Wir sollten die Komplexität von Krebs nicht auf eine Ursache reduzieren, sagte Cagan. „Stattdessen können wir sie nutzen.“ Er nannte das Beispiel des medullären Schilddrüsenkarzinoms, bei dem oft eine Veränderung im RET-Gen einen Signalweg stört. Statt mit diesem Wissen einen gezielten Wirkstoff zu suchen, gehen Cagan und seine Kollegen den umgekehrten Weg: Sie bilden den Krebs im Auge von Taufliegen nach, lassen die Taufliegen in Reagenzgläsern schlüpfen, in denen sie Futter und jeweils einen Wirkstoff finden – und schauen, welche überleben. Erst dann untersuchen die Forscher, warum das Mittel die Insekten geschützt hat.

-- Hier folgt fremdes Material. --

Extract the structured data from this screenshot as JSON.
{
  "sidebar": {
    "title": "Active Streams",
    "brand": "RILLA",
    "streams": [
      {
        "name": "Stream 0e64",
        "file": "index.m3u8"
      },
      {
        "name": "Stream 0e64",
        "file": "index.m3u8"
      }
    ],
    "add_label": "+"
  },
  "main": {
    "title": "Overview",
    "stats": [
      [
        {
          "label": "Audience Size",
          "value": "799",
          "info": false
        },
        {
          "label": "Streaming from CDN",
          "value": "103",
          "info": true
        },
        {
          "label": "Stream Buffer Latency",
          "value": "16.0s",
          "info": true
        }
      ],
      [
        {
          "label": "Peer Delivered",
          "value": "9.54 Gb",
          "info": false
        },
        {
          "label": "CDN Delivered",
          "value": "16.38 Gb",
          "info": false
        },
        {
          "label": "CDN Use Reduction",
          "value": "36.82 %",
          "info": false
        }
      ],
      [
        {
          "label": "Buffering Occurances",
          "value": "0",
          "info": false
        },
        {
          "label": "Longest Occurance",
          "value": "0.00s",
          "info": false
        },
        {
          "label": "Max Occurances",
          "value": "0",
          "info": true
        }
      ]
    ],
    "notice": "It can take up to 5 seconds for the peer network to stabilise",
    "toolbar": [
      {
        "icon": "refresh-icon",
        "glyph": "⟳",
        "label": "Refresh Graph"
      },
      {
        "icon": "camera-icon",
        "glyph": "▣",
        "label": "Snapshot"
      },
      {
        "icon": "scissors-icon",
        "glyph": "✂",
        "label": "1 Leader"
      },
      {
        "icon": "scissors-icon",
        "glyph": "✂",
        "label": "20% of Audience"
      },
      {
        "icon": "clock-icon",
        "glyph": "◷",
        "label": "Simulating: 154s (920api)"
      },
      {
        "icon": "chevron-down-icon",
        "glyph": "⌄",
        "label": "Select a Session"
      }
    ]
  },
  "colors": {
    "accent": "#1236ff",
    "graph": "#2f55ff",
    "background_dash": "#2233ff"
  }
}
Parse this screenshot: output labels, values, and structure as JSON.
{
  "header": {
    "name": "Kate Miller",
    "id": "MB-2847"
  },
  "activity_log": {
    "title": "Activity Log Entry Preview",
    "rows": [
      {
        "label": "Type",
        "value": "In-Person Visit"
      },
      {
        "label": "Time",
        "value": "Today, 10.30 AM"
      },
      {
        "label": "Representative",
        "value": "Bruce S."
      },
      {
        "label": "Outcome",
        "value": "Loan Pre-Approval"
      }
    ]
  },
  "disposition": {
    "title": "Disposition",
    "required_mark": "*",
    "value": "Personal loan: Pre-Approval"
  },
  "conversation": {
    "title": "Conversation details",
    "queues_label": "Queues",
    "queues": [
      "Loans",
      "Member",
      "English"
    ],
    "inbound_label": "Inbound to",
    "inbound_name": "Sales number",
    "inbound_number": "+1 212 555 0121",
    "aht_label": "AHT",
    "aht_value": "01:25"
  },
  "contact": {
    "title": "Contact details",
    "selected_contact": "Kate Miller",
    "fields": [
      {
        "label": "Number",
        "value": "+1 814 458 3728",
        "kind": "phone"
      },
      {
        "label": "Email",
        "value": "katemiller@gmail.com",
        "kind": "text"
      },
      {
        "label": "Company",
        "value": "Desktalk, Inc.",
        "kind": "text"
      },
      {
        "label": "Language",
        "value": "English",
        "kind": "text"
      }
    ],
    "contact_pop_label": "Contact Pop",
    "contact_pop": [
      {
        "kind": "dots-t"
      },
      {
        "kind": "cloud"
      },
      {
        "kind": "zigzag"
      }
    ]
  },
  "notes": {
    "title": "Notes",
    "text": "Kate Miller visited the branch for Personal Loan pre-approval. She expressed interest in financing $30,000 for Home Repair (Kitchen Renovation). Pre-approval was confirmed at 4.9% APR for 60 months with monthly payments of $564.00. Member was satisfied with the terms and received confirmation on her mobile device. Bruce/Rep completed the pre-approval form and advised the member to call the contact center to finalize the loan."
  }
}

So entstand Vandetanib, ein Medikament gegen Schilddrüsenkrebs, das 2011 zugelassen wurde. Es ist kein Präzisionsinstrument, sondern eine Schrotflinte, die mehrere Enzyme gleichzeitig beeinflusst. Das erschwert zudem Resistenzen. „Schmutzige Wirkstoffe können gut sein“, sagte Cagan. Medikamente, die nur auf eine Genveränderung ausgerichtet sind, helfen dagegen nur einem Teil der Krebspatienten. Denn meist treiben mehr als vier Mutationen das Wachstum des Tumors an. „Wir denken an Netzwerke, nicht einzelne Ziele“, sagte Cagan.

Mit dem Fliegen-Avatar geeignete Medikamente finden

In einer Studie erschafft sein Team für Krebskranke nun einen eigenen „Fliegen-Avatar“. Die Forscher sequenzieren das Erbgut des Tumors, identifizieren bis zu 15 wichtige Genveränderungen und ahmen den Tumor bei Taufliegen nach. Die Tiere setzen sie Cocktails zugelassener Medikamente aus. Funktioniert einer besonders gut, kann sich der Patient entscheiden, ob er ihn ausprobieren möchte. Bei einem jungen Mann mit Schilddrüsenkrebs zum Beispiel hatten sowohl die Standardtherapie als auch Vandetanib versagt. Die Kombination, die per „Fliegen-Avatar“ gefunden wurde, sei überraschend, sagte Cagan. „Aber sie schlug an.“

- Vor Kurzem fand in Berlin der „Future Medicine“-Kongress des Tagesspiegels und des Berlin Institute of Health statt. Hier stellen wir herausragende Beiträge vor.